Categoria: Crítica

Crítica Van Helsing: 3ª temporada peca por falta de fôlego e criatividade

 

Por Enoe Lopes Pontes

Produzida pelo canal SyFy, Van Helsing chega em seu terceiro ano! Passando a sensação de que poderia ter sido mais pontual e enxugado as barrigas, cortando micro conflitos e indo direto para as questões referentes ao plot original, ela chegou naquele momento em que todas as situações pré-conflito grande anunciado já aconteceram. Sabe questões como o mistério da ilha, em Lost; a batalha final de Once Upon a Time ou o end game de Ross e Rachel, de Friends? Então, os problemas menores vividos pela protagonista, Vanessa Helsing (Kelly Overton) chegaram ao seu limite, porque não interferem no resultado final do seriado como todo e adia o desenvolvimento principal da season, deixando as resoluções e ganchos um tanto corridos. Principalmente no que se refere ao dilema moral de Helsing.
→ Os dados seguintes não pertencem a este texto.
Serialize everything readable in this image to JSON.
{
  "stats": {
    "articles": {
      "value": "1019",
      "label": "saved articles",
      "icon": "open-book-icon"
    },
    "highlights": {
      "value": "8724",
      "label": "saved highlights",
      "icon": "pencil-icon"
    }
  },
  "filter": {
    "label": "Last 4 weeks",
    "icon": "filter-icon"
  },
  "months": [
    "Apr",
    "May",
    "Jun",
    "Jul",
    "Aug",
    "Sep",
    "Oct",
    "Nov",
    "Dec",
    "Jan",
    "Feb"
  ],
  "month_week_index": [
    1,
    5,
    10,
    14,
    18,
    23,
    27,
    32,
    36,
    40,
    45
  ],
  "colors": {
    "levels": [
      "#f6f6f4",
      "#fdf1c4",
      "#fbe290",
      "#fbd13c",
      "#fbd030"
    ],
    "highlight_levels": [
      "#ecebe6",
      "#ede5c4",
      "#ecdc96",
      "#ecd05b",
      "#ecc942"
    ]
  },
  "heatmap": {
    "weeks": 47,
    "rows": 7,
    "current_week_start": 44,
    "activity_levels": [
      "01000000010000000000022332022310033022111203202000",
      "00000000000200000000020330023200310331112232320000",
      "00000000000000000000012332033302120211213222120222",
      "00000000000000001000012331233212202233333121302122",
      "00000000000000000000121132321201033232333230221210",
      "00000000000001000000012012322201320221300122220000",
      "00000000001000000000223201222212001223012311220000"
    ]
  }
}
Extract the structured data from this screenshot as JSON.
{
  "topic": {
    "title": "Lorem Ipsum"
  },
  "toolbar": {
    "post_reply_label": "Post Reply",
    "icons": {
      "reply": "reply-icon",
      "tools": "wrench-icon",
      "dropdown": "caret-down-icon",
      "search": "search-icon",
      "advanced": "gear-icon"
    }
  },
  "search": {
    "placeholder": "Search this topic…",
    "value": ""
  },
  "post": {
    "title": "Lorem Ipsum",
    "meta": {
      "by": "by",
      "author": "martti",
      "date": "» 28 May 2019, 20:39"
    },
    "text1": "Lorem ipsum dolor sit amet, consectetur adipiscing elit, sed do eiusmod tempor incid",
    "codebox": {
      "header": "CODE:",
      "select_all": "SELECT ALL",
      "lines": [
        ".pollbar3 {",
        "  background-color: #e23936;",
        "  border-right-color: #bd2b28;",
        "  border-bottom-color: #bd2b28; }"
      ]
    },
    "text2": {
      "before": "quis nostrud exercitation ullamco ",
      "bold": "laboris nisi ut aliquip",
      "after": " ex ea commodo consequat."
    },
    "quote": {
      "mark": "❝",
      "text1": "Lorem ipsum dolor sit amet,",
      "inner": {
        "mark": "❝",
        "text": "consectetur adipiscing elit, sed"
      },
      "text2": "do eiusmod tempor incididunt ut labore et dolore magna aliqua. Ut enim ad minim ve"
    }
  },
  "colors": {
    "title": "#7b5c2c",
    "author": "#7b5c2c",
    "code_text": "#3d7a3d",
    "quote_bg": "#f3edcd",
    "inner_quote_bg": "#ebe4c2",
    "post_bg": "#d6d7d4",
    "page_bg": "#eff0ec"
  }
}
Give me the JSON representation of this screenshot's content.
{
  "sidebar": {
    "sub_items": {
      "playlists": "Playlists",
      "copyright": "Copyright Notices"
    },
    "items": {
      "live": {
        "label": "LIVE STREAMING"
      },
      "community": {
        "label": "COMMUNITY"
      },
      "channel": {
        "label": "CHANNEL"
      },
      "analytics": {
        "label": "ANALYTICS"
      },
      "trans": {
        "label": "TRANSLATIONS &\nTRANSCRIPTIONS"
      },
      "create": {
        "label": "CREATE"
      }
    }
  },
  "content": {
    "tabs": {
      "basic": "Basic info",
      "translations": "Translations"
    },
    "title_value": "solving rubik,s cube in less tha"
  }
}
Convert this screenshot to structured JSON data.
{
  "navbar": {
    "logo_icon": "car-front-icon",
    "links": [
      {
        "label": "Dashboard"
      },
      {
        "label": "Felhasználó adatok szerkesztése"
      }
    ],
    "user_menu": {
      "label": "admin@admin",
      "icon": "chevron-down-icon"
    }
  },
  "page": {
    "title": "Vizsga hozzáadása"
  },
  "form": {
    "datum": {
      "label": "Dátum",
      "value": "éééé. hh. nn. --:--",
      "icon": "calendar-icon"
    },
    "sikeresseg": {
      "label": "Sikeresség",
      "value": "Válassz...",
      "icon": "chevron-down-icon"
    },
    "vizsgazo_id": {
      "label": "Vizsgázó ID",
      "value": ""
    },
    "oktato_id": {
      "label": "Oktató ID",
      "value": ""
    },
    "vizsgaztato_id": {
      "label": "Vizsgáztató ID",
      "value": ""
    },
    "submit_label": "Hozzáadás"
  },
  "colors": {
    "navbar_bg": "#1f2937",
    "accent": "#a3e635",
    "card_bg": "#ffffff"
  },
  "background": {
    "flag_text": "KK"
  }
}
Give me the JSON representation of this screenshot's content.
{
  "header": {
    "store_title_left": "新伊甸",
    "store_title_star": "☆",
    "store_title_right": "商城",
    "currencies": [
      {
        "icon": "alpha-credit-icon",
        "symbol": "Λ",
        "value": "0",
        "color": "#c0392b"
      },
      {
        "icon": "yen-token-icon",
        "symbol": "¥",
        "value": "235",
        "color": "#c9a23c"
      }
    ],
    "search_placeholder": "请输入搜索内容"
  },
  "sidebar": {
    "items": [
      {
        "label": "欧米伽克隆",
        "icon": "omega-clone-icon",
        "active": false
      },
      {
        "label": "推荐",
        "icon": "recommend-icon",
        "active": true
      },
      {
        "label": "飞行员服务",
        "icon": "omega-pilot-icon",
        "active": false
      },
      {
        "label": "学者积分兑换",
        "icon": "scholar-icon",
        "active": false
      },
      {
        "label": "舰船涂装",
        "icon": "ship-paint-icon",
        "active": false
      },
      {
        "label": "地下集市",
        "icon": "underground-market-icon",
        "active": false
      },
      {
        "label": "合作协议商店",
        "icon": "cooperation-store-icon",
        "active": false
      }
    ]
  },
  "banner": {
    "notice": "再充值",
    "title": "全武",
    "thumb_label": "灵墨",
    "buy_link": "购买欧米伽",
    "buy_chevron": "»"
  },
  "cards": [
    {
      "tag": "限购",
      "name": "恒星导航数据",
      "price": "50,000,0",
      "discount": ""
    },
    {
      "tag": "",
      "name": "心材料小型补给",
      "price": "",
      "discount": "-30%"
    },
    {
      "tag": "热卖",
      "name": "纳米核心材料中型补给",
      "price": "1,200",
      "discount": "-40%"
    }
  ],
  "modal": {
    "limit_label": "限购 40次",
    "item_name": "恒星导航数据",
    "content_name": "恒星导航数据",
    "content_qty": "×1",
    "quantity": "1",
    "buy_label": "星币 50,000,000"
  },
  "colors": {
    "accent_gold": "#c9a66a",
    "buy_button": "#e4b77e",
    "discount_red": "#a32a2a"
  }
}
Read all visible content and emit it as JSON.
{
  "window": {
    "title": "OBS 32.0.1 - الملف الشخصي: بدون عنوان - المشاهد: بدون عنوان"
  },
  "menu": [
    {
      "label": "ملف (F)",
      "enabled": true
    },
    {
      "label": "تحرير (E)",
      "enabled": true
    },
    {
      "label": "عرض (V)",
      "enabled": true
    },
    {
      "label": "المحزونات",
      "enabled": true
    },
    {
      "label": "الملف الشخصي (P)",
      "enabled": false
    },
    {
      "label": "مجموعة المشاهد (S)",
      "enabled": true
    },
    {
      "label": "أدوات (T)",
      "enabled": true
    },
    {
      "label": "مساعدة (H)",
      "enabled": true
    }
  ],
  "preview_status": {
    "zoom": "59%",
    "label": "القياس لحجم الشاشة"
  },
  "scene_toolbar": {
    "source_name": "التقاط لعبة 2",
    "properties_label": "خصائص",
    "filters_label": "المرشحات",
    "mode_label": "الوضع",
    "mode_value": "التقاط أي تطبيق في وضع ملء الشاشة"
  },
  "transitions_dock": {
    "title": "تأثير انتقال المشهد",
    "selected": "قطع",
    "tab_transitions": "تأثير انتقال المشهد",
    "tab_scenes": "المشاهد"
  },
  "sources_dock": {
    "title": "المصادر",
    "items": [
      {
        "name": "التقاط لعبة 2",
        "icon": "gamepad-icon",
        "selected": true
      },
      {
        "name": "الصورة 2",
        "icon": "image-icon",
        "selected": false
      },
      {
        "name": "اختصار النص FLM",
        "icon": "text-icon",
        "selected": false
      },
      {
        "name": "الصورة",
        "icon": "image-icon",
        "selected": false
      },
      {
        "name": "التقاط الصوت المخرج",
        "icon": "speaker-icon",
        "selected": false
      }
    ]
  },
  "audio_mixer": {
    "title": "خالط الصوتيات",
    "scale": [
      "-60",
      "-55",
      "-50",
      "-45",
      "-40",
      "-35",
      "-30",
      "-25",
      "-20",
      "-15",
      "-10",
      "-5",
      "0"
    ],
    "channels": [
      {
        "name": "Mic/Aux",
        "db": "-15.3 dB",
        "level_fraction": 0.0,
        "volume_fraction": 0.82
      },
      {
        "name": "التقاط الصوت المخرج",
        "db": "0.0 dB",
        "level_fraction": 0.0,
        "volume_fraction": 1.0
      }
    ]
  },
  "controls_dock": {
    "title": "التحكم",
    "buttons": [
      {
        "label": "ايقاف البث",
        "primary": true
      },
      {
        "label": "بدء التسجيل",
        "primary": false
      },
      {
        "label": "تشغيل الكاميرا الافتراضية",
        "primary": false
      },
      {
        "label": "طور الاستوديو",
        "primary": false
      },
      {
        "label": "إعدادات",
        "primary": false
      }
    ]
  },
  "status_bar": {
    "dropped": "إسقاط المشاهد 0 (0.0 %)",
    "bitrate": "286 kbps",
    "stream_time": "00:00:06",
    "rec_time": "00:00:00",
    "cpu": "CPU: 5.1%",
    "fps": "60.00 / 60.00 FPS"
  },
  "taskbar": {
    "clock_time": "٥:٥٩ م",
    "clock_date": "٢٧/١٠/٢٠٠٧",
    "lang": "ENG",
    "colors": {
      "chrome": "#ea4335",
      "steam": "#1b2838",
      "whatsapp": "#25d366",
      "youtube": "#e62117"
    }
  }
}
O público já viu que os limites entre o bem e o mal que vivem nela estão numa linha tênue, dando uma visão não maniqueísta das suas vivências e esta estratégia era mais eficaz para que o objetivo central dos criadores não ficasse perdido. É um mundo distópico, pós-apocalíptico e uma mãe – que também tem poderes – acorda sem sua filha! Já está dada a situação e quem é esta mulher. A ressignificação deste quadro vem somente para postergar o gancho da finale.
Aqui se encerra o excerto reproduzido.